Congenital heart disease (CHD) is the most commonly occurring birth defect, affecting approximately 1% of live births.1,2 Many of these abnormalities are relatively minor; yet, 10% to 15% of congenital cardiac anomalies are more severe, with life-long hemodynamic sequelae.2 Given that many patients with severe CHD born before 1960 died young, previous generations of cardiac imagers encountered adult CHD survivors only on rare occasions. With advances in cardiopulmonary bypass and deep hypothermic circulatory arrest in the 1950s to 1970s, cardiac imagers practicing near the turn of the millennium gradually began to see more adults with postsurgical anatomy. Techniques for neonatal surgery were introduced in the 1980s, drastically improving survival among infants born with the most severe forms of CHD. In a recent study from Canada, the prevalence of severe CHD increased by 57% between 2000 and 2010, with adults accounting for 66% of the CHD population in 2010.2 As a result, current and future generations of cardiac imagers are tasked with performing and evaluating studies on a rapidly growing number of adult CHD patients. Because of substantial improvements in medical technology and surgical skills, the complexity of the cardiovascular anatomy in these patients is increasing as well. Fortunately, the imaging armamentarium available to evaluate this population has also advanced exponentially during this era.3–5
In this symposium, an overview of advanced cardiac imaging in the adult CHD population is presented, along with specific indications and techniques for imaging using cardiovascular magnetic resonance imaging and computed tomography.6–10 The contributions included in the symposium are the results of tight-knit collaborations among radiologists, adult cardiologists, and pediatric cardiologists. We believe that this collaborative approach is essential in creating the optimal imaging environment for this complex patient population, a notion that is supported by societal guidelines.11,12 With the wide array of techniques available for advanced cardiac imaging in patients with CHD, the most beneficial diagnostic information is obtained only by tailoring the imaging to each patient’s specific diagnosis and clinical characteristics. This demands a broad, multidisciplinary knowledge of the patient’s history, CHD-specific findings, natural history, and potential interventions, in addition to the acquisition protocols and technical parameters available for the chosen imaging technique.

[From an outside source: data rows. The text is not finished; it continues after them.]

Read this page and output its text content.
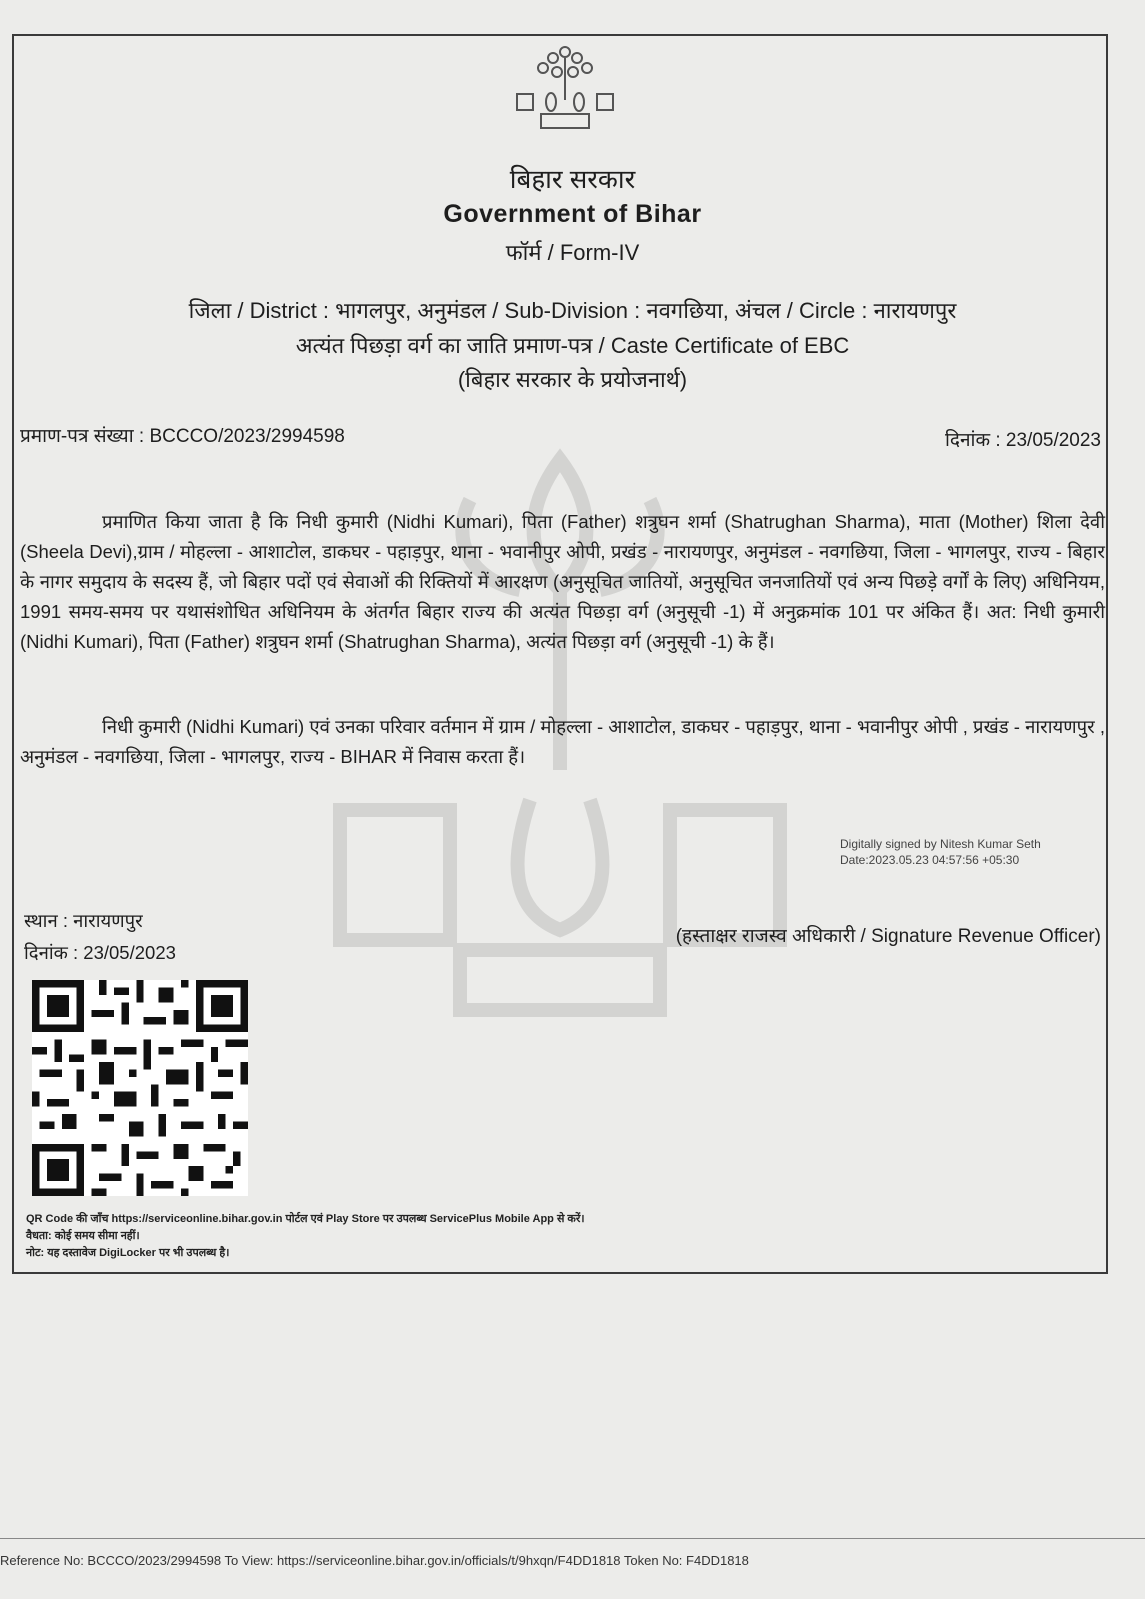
बिहार सरकार
Government of Bihar
फॉर्म / Form-IV
जिला / District : भागलपुर, अनुमंडल / Sub-Division : नवगछिया, अंचल / Circle : नारायणपुर
अत्यंत पिछड़ा वर्ग का जाति प्रमाण-पत्र / Caste Certificate of EBC
(बिहार सरकार के प्रयोजनार्थ)
प्रमाण-पत्र संख्या : BCCCO/2023/2994598	दिनांक : 23/05/2023
प्रमाणित किया जाता है कि निधी कुमारी (Nidhi Kumari), पिता (Father) शत्रुघन शर्मा (Shatrughan Sharma), माता (Mother) शिला देवी (Sheela Devi),ग्राम / मोहल्ला - आशाटोल, डाकघर - पहाड़पुर, थाना - भवानीपुर ओपी, प्रखंड - नारायणपुर, अनुमंडल - नवगछिया, जिला - भागलपुर, राज्य - बिहार के नागर समुदाय के सदस्य हैं, जो बिहार पदों एवं सेवाओं की रिक्तियों में आरक्षण (अनुसूचित जातियों, अनुसूचित जनजातियों एवं अन्य पिछड़े वर्गों के लिए) अधिनियम, 1991 समय-समय पर यथासंशोधित अधिनियम के अंतर्गत बिहार राज्य की अत्यंत पिछड़ा वर्ग (अनुसूची -1) में अनुक्रमांक 101 पर अंकित हैं। अत: निधी कुमारी (Nidhi Kumari), पिता (Father) शत्रुघन शर्मा (Shatrughan Sharma), अत्यंत पिछड़ा वर्ग (अनुसूची -1) के हैं।
निधी कुमारी (Nidhi Kumari) एवं उनका परिवार वर्तमान में ग्राम / मोहल्ला - आशाटोल, डाकघर - पहाड़पुर, थाना - भवानीपुर ओपी , प्रखंड - नारायणपुर , अनुमंडल - नवगछिया, जिला - भागलपुर, राज्य - BIHAR में निवास करता हैं।
Digitally signed by Nitesh Kumar Seth
Date:2023.05.23 04:57:56 +05:30
स्थान : नारायणपुर
दिनांक : 23/05/2023
(हस्ताक्षर राजस्व अधिकारी / Signature Revenue Officer)
QR Code की जाँच https://serviceonline.bihar.gov.in पोर्टल एवं Play Store पर उपलब्ध ServicePlus Mobile App से करें।
वैधता: कोई समय सीमा नहीं।
नोट: यह दस्तावेज DigiLocker पर भी उपलब्ध है।
Reference No: BCCCO/2023/2994598 To View: https://serviceonline.bihar.gov.in/officials/t/9hxqn/F4DD1818 Token No: F4DD1818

For instance, consider a 45-year-old patient with a diagnosis of a double-inlet left ventricle (DILV) who is referred for a cardiac magnetic resonance imaging (or computed tomography) because of exercise intolerance. First, one must be familiar enough with the spectrum of CHD to recognize that DILV almost universally results in single-ventricle physiology and that most adults with single-ventricle physiology have undergone a Fontan procedure.13 Then, consideration must be given to the various types of Fontan procedures utilized over the years, along with the spectrum of inherent complications.14 Based on that information, the differential diagnosis for this patient should include stenosis or thrombosis within the Fontan pathway or pulmonary arteries, arterial or venous collateral vessels, and pulmonary arteriovenous fistulae. It should also be considered that a majority of patients with DILV are born with transposition of the great arteries, resulting in an aorta that arises from an incomplete right ventricle.15 If the ventricular septal defect was restrictive at birth, it is likely that some form of aortic arch augmentation was required. Thus, the imager must ensure adequate evaluation of the aortic arch. The ventricular septal defect could have become restrictive with time, and therefore subaortic stenosis should also be considered. Finally, ventricular dysfunction, valvar stenosis/regurgitation, and atherosclerotic coronary artery disease are always high on the differential for any patient with exercise intolerance, and patients with single-ventricle physiology are no exception.